Territorial status

 The United States wrested Puerto Rico from Spain in the 1898 Spanish-American War, along with Cuba, the Philippines and the Mariana Islands.

Shortly after, a series of Supreme Court rulings called the “Insular Cases” – made by the same court that found racial segregation constitutional in Plessy v. Ferguson – deemed most of America’s new territories to be inhabited by “alien races,” ungovernable by “Anglo-Saxon principles.”

These cases labeled America’s island territories as incorporated or unincorporated, each with a different set of rights. Puerto Rico is an unincorporated territory.

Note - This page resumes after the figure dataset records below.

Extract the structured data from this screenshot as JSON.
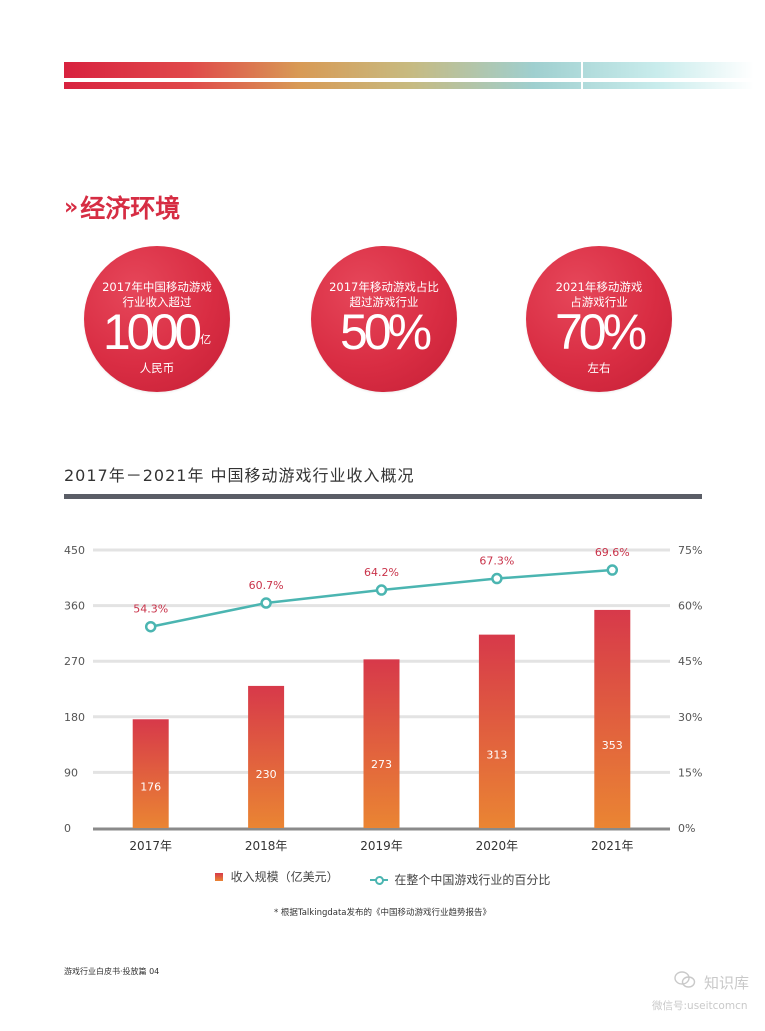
{
  "section": {
    "chevron": "»",
    "title": "经济环境"
  },
  "stats": [
    {
      "line1": "2017年中国移动游戏",
      "line2": "行业收入超过",
      "big": "1000",
      "unit": "亿",
      "sub": "人民币"
    },
    {
      "line1": "2017年移动游戏占比",
      "line2": "超过游戏行业",
      "big": "50%",
      "unit": "",
      "sub": ""
    },
    {
      "line1": "2021年移动游戏",
      "line2": "占游戏行业",
      "big": "70%",
      "unit": "",
      "sub": "左右"
    }
  ],
  "chart_title": "2017年－2021年 中国移动游戏行业收入概况",
  "chart_data": {
    "type": "bar+line",
    "title": "2017年－2021年 中国移动游戏行业收入概况",
    "categories": [
      "2017年",
      "2018年",
      "2019年",
      "2020年",
      "2021年"
    ],
    "series": [
      {
        "name": "收入规模（亿美元）",
        "type": "bar",
        "axis": "left",
        "values": [
          176,
          230,
          273,
          313,
          353
        ]
      },
      {
        "name": "在整个中国游戏行业的百分比",
        "type": "line",
        "axis": "right",
        "values": [
          54.3,
          60.7,
          64.2,
          67.3,
          69.6
        ],
        "value_labels": [
          "54.3%",
          "60.7%",
          "64.2%",
          "67.3%",
          "69.6%"
        ]
      }
    ],
    "y_left": {
      "range": [
        0,
        450
      ],
      "ticks": [
        "0",
        "90",
        "180",
        "270",
        "360",
        "450"
      ]
    },
    "y_right": {
      "range": [
        0,
        75
      ],
      "ticks": [
        "0%",
        "15%",
        "30%",
        "45%",
        "60%",
        "75%"
      ]
    },
    "grid": true,
    "legend_position": "bottom-center"
  },
  "legend": {
    "bar_label": "收入规模（亿美元）",
    "line_label": "在整个中国游戏行业的百分比"
  },
  "footnote": "* 根据Talkingdata发布的《中国移动游戏行业趋势报告》",
  "page_footer": "游戏行业白皮书·投放篇 04",
  "watermark": {
    "name": "知识库",
    "sub": "微信号:useitcomcn"
  },
  "colors": {
    "accent": "#d62d43",
    "line": "#4bb5b1",
    "bar_top": "#d7394a",
    "bar_bottom": "#ea8533",
    "rule": "#5a5d66"
  }
}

It is similar to U.S. states in many ways but its taxpaying residents lack voting representation in Congress, cannot vote for president and do not enjoy all the same constitutional rights as other Americans.

Without a vote in Congress, Puerto Rico’s needs are not well represented in Washington.

Puerto Rico’s legal status all but defines politics on the island.

Rather than offering clear left- or right-wing policies, Puerto Rico’s two main political parties are traditionally defined by their stance on statehood. The Popular Democratic Party generally favors keeping Puerto Rico a territory; the New Progressive Party is pro-statehood. Both have Democratic- and Republican-aligned members.

The New Progressive Party’s grip on the statehood cause loosened in 2020. Some 215,000 Puerto Ricans who voted for statehood voted against its pro-statehood gubernatorial candidate, Pedro Pierluisi Urrutia, who won his race very narrowly. The New Progressive Party’s candidate for resident commissioner – Puerto Rico’s nonvoting delegate to the U.S. House of Representatives – received 132,000 fewer votes than statehood did.